塔に異変が起こっていることは間違いありません。最悪、光が消えてしまうことも考えられる」
なるほど、そんな言葉が口を突いて出そうになった。
ここでこういう言い方をしておけば、光の柱が消えたとしても、
間に合わなかったという一応の言い訳が立つ。
それに、これだけ厳重に保護されているものが失われるのは、警備の人達だって困るだろう。

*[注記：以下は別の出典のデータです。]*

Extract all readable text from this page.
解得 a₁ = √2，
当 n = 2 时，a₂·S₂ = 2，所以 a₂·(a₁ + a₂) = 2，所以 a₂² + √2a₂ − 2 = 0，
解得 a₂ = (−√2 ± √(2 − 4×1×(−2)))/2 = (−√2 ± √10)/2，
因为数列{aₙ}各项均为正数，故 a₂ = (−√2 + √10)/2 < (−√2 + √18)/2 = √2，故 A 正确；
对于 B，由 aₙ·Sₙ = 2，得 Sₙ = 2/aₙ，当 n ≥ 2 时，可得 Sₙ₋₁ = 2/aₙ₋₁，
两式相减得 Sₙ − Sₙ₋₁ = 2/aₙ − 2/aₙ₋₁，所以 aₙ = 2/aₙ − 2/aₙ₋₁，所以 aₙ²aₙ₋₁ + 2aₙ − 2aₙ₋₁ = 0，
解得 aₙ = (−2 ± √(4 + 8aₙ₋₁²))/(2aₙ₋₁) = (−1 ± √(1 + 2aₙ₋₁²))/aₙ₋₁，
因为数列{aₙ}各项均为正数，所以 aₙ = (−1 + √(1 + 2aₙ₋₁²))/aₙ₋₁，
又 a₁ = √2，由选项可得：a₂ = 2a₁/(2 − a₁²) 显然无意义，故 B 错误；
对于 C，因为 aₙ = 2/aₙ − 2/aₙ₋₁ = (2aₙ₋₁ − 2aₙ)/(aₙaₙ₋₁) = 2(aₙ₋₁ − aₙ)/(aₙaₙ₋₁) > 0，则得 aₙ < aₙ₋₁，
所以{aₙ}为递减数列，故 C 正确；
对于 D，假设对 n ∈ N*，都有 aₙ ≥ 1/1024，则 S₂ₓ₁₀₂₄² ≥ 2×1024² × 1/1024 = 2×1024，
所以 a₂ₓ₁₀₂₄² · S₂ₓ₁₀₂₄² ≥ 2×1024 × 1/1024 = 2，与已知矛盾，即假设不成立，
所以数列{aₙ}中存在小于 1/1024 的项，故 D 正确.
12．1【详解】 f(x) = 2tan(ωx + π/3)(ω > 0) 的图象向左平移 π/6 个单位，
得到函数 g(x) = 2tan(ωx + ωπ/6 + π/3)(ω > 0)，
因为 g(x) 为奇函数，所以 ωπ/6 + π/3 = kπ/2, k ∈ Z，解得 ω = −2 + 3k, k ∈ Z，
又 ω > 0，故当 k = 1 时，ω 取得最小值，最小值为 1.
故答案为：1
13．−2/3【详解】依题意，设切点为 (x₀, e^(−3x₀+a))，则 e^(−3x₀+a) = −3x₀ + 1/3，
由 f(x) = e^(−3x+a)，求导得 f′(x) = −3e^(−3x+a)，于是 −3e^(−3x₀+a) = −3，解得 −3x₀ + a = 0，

睨み合うサライちゃんとお兄さん。二人は無言で真剣な表情をしている。
視界の隅でクロちゃんが懐から藁人形を出そうとしたのが見えたから、
手首をがっと掴んで阻止した。それはまだダメだって。まだっていうか絶対ダメ。
「あぁもう、分かりました! ただ、何かあればすぐに我々に知らせて下さいね」
「ありがとうございます。では」
私がクロちゃんを止めている間にお兄さんは折れてくれた。
やったーなんて言い出しそうになるのを堪えてマイカちゃんを見ると、
彼女は両手で口を抑えている。多分この子、私よりも危うい状態だったな。
「これは先日聞いたことなんですが、中はモンスターの巣窟となっているようです。
くれぐれも油断しないように」
サライちゃんの言葉に、私達は無言で頷く。
だけど心の中はびっくり祭りだった。
私を挟むように両隣に立っている二人も、同じように目を見開いている。
だって、モンスターの巣窟なんて聞いていない。確かめたりはしてなかったけど、
クロちゃんを救った時は中が空洞みたいなものだったし。
同じじゃないの? というか街の真ん中の塔がモンスターだらけなんて想像付かないでしょ。
私は塔を見上げる。
この塔、近付いてみて気付いたけど、黒の柱の塔よりもずっと大きい気がする。
まさか、中がダンジョンみたいになってる……?
ガチャンという音が聞こえて、大きな扉がゆっくりと開かれる。
中は暗くて見えないけど、通路になっているようだ。
中の構造全然違うじゃんという心の叫びは今は置いとく。
私達はサライちゃんのあとに続いて塔へと入っていった。